10 Responses to Calm Down

  1. November 26, 2012 at 6:22 pm L.William responds:

    sounds like all he more reason to not go into the city. they say they want to beautify downtown but all they want to do is put up more buildings and no green spaces and parks . hard to enjoy a lunch when you have to smell fumes from autos and trash.

  2. These kind of streets are also required to be considered on projects funded by the state or federal government in New York State (http://www.governor.ny.gov/press/08152011CompleteStreetsLegislation)

  3. L. William, Sounds like all the more reason to avoid the suburbs (a vast wasteland of parking lots and un-livable 6-lane roads, where I get fast-food thrown at me for trying to ride my bike).

    I’ll stick to the city.

  4. November 26, 2012 at 10:38 pm RaChaCha responds:

    Don’t forget we started it in the Neighborhood of the Arts with the original ARTWalk project — an adjunct to a University Avenue reconstruction project. The City’s original plan was to do the usual street widening/lane widening to improve traffic flow. When we told the City that, in fact, we wanted the road narrowed, you can imagine their reaction. But we convinced the City that it was more important to improve the neighborhood than traffic flow.

  5. I moved from Greece three years ago. I lived in Greece and Charlotte my whole life prior to moving. Being a baseball fan, I would drive from Greece to Frontier Field. I liked to avoid the expressway, so I would drive through the city. The route would be Ridgeway, up Dewey, across Driving Park, and up Lake to State. This would be in the summertime around 6 PM, before game time. EVERY trip was an adventure. People were waking in the street and crossing whenever they wanted. It was a nightmare. The point being…these bike lanes and single lane streets are great ideas, but they will only work where people have a respect for the law and a respect for other people. I don’t see it working on Dewey. I do see it working on Park Ave. I don’t see it working on Thurston, Jefferson, Goodman, Clinton, Portland, Clifford, Hudson, to name a few. Just my thoughts…

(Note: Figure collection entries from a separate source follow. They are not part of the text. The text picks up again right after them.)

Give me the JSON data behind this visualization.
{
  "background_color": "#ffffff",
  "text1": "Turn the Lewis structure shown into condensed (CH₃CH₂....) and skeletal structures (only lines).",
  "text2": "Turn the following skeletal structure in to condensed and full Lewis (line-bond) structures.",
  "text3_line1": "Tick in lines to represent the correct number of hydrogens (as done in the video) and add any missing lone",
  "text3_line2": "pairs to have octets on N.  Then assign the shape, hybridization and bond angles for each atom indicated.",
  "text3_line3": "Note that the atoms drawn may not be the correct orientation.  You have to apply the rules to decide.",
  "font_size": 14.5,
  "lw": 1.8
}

  6. These are awesome moves, and I support the Mayor 100%

    The research is really clear, when you make the roads thinner, people drive more slowly, there are less accidents and people enjoy the street (i.e., bikers, walkers and children aren’t scared). It’s been implemented all over the country for the last 15 years – nice to see little Rochester catching up to the rest of the walkable nation movement.

    Research also shows that younger people, the very ones Rochester has had a hard time retaining as citizens, prefer walkable communities. Mid-sized cities such as Pittsburgh, PA have figured this out – which is why their population is growing for the first time in 30 years. Again, nice to see Rochester finally catching on and making forward progress on these fronts.

  7. November 27, 2012 at 11:45 am theodore kumlander responds:

    Tom Reed will do anything to get reelected. He is a good foot solider in the Republican party. he reoersents himself not his constituitants.

  8. I’m all for calming traffic and making it safe for bikers and pedestrians. Part of the reason for jaywalking on Dewey, there are barely any cross walks. I just don’t like the medians, don’t see the point. Unless its going to be a beautiful boulevard like Oxford St it seems useless and a hinderance to plows and emergency vehicles. They want to make the streets walkable, how bout reworkig our zonig laws so the neighborhood is too.

    L William, its downtown what do you expect? There are several parks downtown already. It’s like going to Wayne county and complainig there are no high rises

  9. You understand Traffic Calming and its importance to urban development in the 21st Century. When we thought the most important thing was speeding through the city, we created the expressways that have done so much damage to its fabric and its economics. We now must realize that Thruway speeds are not appropriate on City streets and 35mph does the job quite well. Excellent article!

  10. December 5, 2012 at 5:58 pm BullsLawDan responds:

    More “traffic calming”?

    You know what “calms” me in traffic? Being able to get where I am going quickly and efficiently, with as few stops as possible. Supposed traffic “calming” measures are usually a recipe for rage in my book.

    Traffic “calming” is just a euphamism for traffic “bottlenecking.”